To: alt.sexual.abuse.recovery,alt.sexual.abuse.recovery.d
Subject: "T. William Wells": Re: passing through encryption 
Date: Tue, 10 Aug 93 20:37:30 +0300
>From: Johan Helsingius <[email protected]>


"T. William Wells" <[email protected]> writes:

> Johan Helsingius writes:
> : I have to say I disagree strongly with your position. Responsible
> : running of an anonymous service requires that the administrator *DOES*
> : *NOT* audit what passes through.
> 
> I replied publicly (to reassure the people on asar); here's the
> substance of my reply:
> 
> 	I want to address a possible misconception here. I do not
> 	read what goes through the server on any regular basis. I
> 	do so only when and to the extent my responsibilities to
> 	the service and its users require it.

And you decide when that is, right?

> 	I believe that I, being the main server for and being a
> 	member of the asar community, have an obligation to try to
> 	prevent the use of the server as an aid in perping.

And *you*, in your infinite wisdom, will know what is perping and what
is not? And who to watch and who not to?

> 	One thing I want to avoid here is a discussion of whether
> 	these views of mine are correct or not. The first is a
> 	moral judgement and so is completely outside the bounds of
> 	discussion in this forum.

Why? Why should such a discussion be avoided at all costs?
Why is moral judgement outside the bounds of discussion?

>       The second is a subjective
> 	judgement and is based on my observation that abuse
> 	thrives on secrecy; it, too, isn't likely up for
> 	discussion since I doubt anyone can offer more than
> 	opinion.

I would not use the word "secrecy". I would use the word "privacy". That's
why users use your service!
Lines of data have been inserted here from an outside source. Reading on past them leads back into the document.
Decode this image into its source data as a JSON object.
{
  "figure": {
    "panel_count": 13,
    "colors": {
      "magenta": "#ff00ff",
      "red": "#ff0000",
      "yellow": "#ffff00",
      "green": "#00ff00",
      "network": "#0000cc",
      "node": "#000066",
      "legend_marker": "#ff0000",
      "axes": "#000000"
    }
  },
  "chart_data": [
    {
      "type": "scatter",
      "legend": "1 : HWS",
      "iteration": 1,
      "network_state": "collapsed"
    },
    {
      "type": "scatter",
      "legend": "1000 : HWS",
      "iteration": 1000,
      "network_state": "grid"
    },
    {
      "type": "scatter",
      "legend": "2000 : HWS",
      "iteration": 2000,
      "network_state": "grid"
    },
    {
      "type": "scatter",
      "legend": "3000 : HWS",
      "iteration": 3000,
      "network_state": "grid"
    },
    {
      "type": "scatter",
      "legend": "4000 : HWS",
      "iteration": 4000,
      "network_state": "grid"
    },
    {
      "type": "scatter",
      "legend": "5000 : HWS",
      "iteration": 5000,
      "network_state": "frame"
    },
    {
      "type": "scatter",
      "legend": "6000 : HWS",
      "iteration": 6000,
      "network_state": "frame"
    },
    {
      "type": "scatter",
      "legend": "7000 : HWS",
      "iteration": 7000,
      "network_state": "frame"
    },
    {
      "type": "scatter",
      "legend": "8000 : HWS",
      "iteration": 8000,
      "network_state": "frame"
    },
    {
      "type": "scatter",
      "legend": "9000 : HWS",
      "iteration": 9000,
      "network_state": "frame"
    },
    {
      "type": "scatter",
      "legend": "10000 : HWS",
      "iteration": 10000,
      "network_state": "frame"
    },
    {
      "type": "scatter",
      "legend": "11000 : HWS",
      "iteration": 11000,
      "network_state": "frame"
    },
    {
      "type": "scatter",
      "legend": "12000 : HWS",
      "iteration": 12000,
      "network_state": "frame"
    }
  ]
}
But you are saying they *don't* have a right
to privacy!


> :                                                         How would you
> : feel if US Mail would get into the habit of peeking at the letters you
> : send "to ensure responsible running of the US Mail System"?
> 
> Well, analogies are always slippery, but let me change the analogy
> a little to illustrate. Let's speak of UPS (or whatever your
> parcel post is called). How would if feel if UPS would open my
> parcels? That depends. If they did it for gratuitous reasons, I'd
> pick another postal service. If, on the other hand, I was worried
> about terrorists posting bombs, I would thank them.

If I'm worried about bombs, I might ask UPS or somebody else to check my
parcels. But I don't want them to rummage through all my parcels on the
pretense of looking for bombs, especially without asking me first.

> ASAR is a different place than most on the net and there are a lot
> of people worried about bombs in their parcels. As far as I'm
> concerned, it's a matter of choice. Some people will worry and so
> be thankful that I have the policies I do; others will be upset
> and use the other services.

True. Some people might actually want you to pre-check their messages.
Others might want to use other servers.

Fair enough, as long as you *tell* your users that's what happening!